Podcast Banner

Podcasts

Paul, Weiss Waking Up With AI

GPT-5.2: OpenAI Strikes Back

In their first episode of the New Year, Katherine Forrest and Scott Caravello unpack OpenAI’s release of GPT-5.2, covering its performance on benchmarks like Humanity’s Last Exam and on OpenAI’s own GDPval—an evaluation designed to test the model's ability to match or surpass professionals' performance on real world tasks. Our hosts also examine the model’s sharp drop in hallucinations and break down OpenAI’s discussion of the model’s resistance to prompt injections and how it stacks up under the company’s safety framework.

Stream here or subscribe on your
preferred podcast app:

Episode Transcript

Katherine Forrest: Welcome to today's episode of Paul Weiss Waking Up with AI. I'm Katherine Forrest.

Scott Caravello: And I'm Scott Caravello.

Katherine Forrest: You know, Scott, one day you're going to actually have to say, “welcome to today's episode of Waking Up with AI.” How come I always have to do that?

Scott Caravello: You know, you're the talent here.

Katherine Forrest: Yeah, ah, it's a team effort, baby. So, in any event, you know, next time maybe we'll do it that way. But given the holidays, and I know we're releasing this particular episode a couple of weeks after the holidays, we've entered 2026–2026, right? And I have to say that this podcast started in 2024, not at the beginning of 2024. It started in 2024. But we're into 2026, and that means that we have quite a streak. And, you know, by the by, speaking of streaks and 2026, New Year's Eve, did you watch the ball drop?

Scott Caravello: Absolutely not. I think I'm a bit past that. I'm a big fan of the early bedtime on New Year's Eve and starting the new year off on a good note.

Katherine Forrest: Wait, hold on, you're not that old. I mean, not that age matters, but you're sort of making yourself sound like you've got gray hair. I don't think you have a single gray hair.
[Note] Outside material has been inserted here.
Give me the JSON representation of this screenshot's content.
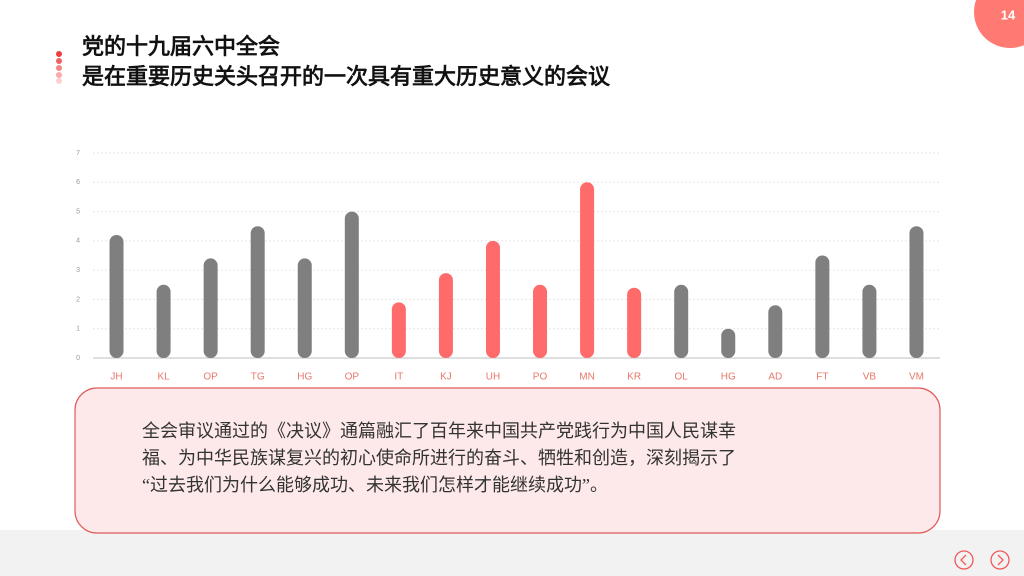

Scott Caravello: Oh, I have so much gray hair. I mean, this is the real benefit of recording these podcasts and video conferencing, because you really can't see just how prominent they are.
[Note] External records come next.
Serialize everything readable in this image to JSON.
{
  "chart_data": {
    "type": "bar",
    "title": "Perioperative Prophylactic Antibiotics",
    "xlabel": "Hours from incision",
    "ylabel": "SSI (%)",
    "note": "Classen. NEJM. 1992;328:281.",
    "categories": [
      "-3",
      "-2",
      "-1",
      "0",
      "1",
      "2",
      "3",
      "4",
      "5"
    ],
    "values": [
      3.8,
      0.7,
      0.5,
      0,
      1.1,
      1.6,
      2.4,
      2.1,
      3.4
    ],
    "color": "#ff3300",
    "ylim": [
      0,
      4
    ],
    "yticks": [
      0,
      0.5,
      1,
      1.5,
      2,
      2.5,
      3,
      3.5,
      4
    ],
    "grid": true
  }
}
Katherine Forrest: Well, I actually am in an interactive deepfake, and so I'm just responding to you, but you don't know that I'm not actually real. But anyway, on a more serious note, folks, as we head into the new year, one thing that actually happened in December that we have to go and reach back to talk about is the release of GPT 5.2. We had so many things that we wanted to talk about at the end of the year. We wanted to talk about the executive order on December 11th. We wanted to make good on our promise to talk about ways of detecting interactive deepfakes. And so the release of GPT 5.2 is... it's out there and it's time to talk about it. You know, the release occurred just a week after Altman had declared “Code Red,” it was an announcement to employees, and it was leaked in a memorandum that OpenAI had put out. And it followed the Google release of Gemini 3.0 that we had talked about in a prior podcast. And–you know I love model cards, right?